Andy Laperriere explains that the federal government’s cheap money/low interest policies have very real costs, including the long term reduction of economic growth.

During the past three years, the Federal Reserve has tripled the size of its balance sheet—in effect printing $2 trillion—something it had never done in its nearly 100-year history. The Fed has lowered short-term interest rates to zero and signaled that it will keep them at that level for years. Inflation-adjusted short-term rates, or real rates, have been in the minus 2% range during the past couple of years for the first time since the 1970s.

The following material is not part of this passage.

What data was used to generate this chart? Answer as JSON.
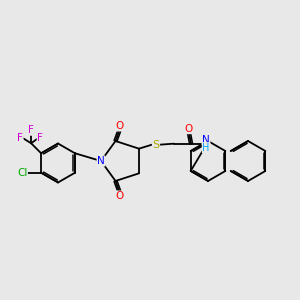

The unfortunate fact is, as Milton Friedman famously observed, there is no free lunch. After the Fed’s loose monetary policy helped spur the boom-bust in housing, it’s remarkable how little attention has been devoted to exploring the costs of Fed policy.

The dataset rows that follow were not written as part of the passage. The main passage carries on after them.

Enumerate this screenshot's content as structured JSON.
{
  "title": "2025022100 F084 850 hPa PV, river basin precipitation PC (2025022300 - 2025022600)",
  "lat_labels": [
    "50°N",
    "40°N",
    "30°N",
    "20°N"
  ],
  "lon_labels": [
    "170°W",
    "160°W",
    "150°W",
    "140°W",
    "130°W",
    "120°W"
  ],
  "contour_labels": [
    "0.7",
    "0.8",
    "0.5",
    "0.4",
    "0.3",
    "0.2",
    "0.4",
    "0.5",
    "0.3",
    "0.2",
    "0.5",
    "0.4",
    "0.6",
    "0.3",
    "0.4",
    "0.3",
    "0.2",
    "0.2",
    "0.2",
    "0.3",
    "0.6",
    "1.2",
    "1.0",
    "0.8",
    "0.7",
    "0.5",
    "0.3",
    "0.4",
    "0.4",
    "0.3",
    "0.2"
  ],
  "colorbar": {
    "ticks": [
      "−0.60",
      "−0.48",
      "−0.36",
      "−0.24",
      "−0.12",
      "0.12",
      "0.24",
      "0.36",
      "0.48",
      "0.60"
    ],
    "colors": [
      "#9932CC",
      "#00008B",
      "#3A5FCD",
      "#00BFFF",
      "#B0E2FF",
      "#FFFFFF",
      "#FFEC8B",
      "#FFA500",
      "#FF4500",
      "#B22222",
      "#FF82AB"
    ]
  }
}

A few critics of quantitative easing (QE) and the zero interest rate (ZIRP) have correctly pointed out that these policies weaken the dollar and thereby reduce the purchasing power of American paychecks. They increase the risk of future inflation, obscure the true cost of the unsustainable fiscal policy the federal government is running, and transfer wealth from savers to debtors.

But QE and ZIRP also reduce long-term economic growth by punishing savers, reducing saving and investment over the long run. They encourage the misallocation of resources that at a minimum is preventing the natural rebalancing of our economy and could sow the seeds of another painful boom-bust.

One intended effect of a loose monetary policy is a weaker dollar, which can help gross domestic product by boosting exports. But a weaker dollar also raises import prices (such as oil prices) for American consumers. For the average American family, this adverse impact has likely outweighed any positive impact from QE and ZIRP.